Sites of interest

The souk is just a stone’s throw from Dar Darma. Marrakesh has one of the largest souks in the world, with an exceptional array of little stores, craft workshops, small trading spots and highly appealing cafés. Do not miss out on a visit.

Ben Youssef Madrasa: This Islamic college is one of the finest examples of traditional architecture in the city and it is only a few hundred metres from Dar Darma. It is a spellbinding place that is open to the public. The building surrounds a central patio and contains a large number of rooms where students lived and studied the Koran.

Marrakesh Museum: Located just a short distance from the Islamic college, the museum contains ethnic and archaeological finds, historical documents and items associated with the traditions and culture of Morocco.

Jemaa el-Fna Square: Colourful and unique. It is the centre of the city and has been named a World Heritage Site by UNESCO. Every day this open-air stage plays host to musicians, acrobats, singing storytellers, improvised acting and fruit sellers. It comes to life once again in the evening as countless stalls are converted into traditional restaurants.

Koutoubia Mosque: A short distance from Jemaa el-Fna Square is the biggest mosque in Marrakesh. The imposing minaret that towers above it is an iconic landmark in the city.

Bahia Palace: This is a fine example of a 19th century residence that is located in the Medina. Abu Ahmed, the vizier of Marrakesh, had it built to house his family, wives and concubines. The structure is beautiful, as are the decorations and the gardens.

Saadian Tombs: Refined decorations embellish the traditional architecture of these tombs, which are found near the Kasbah Mosque.
Beautiful rosemary hedges and orange trees can be found in the garden.

Majorelle Garden: This was the garden of Yves Saint Laurent’s first home in the city. It is a delightful haven of greenery and relaxation in the new town, with a vast selection of African plants. There is a memorial to YSL, who asked for his ashes to be scattered here, and a little museum with photographs and documents that offer a glimpse into the past.

El Badi Palace: This was an imperial residence during the reign of the Saadian dynasty that was built in the 16th century. Its fascinating ruins are all that remain today.
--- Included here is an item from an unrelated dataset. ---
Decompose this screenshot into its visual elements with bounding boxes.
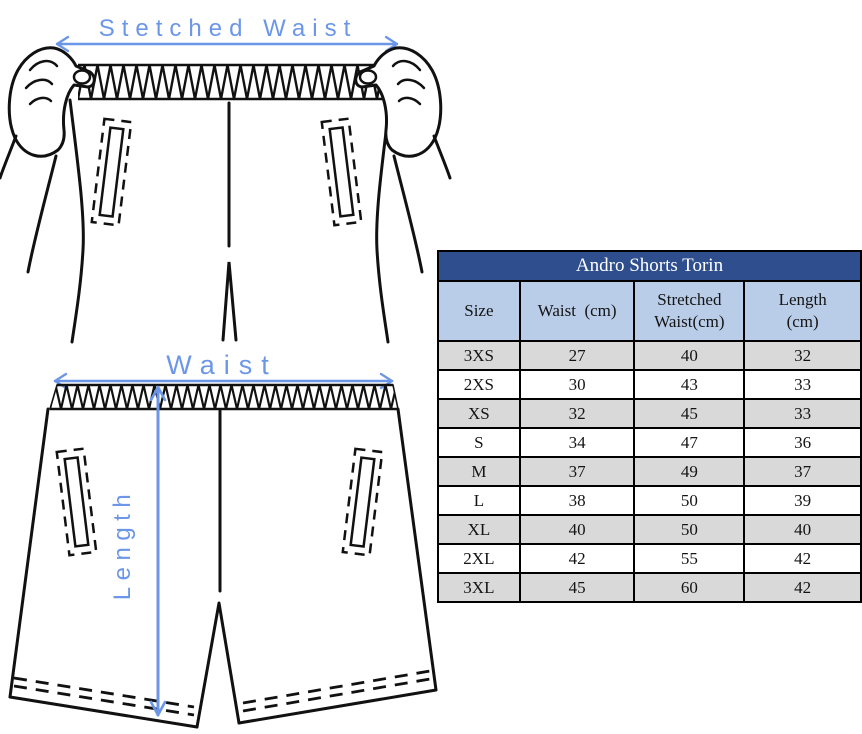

Menara: These vast gardens are located just outside the city, on the way to the airport. Olive groves stretch as far as the eye can see around a huge basin of water and an elegant (now disused) pavilion which were built by ancient rulers who came here to cool off during the hottest months of the year. Local families still flock to the gardens for the same reason on summer weekends.



A drink in the city

The city is teeming with traditional and highly contemporary cafés and bars. Below are a few that you might like to visit.

Café de la Poste: A place in the new town with a colonial atmosphere. It serves its own take on international and Moroccan cuisine and drinks.
It is popular with foreigners and artistic residents of Marrakesh.

Le Comptoir: A busy, modern setting. The French and Moroccan cultures come together in its cuisine, furnishings and music. In the evening there are DJs, musicians and dances from the East that are given a modern vibe.

Dar Cherifa: This is a literary café in the Mouassine area of the Medina. It is situated in an old residence that has been restored with a minimalist style. It organizes regular art exhibitions and small traditional music concerts.

Café de France: It has one of the most famous terraces in Marrakesh, which looks out over Jemaa el-Fna Square. Although it is very touristy and its standards have dropped slightly, it is still one of the best places to enjoy a mint tea at sunset.

Café des Epices: This café is on the spices square in the heart of the Medina. It is a good place to take a break while strolling through the souk and enjoy a leisurely drink of tea on the tiny terrace on the top floor.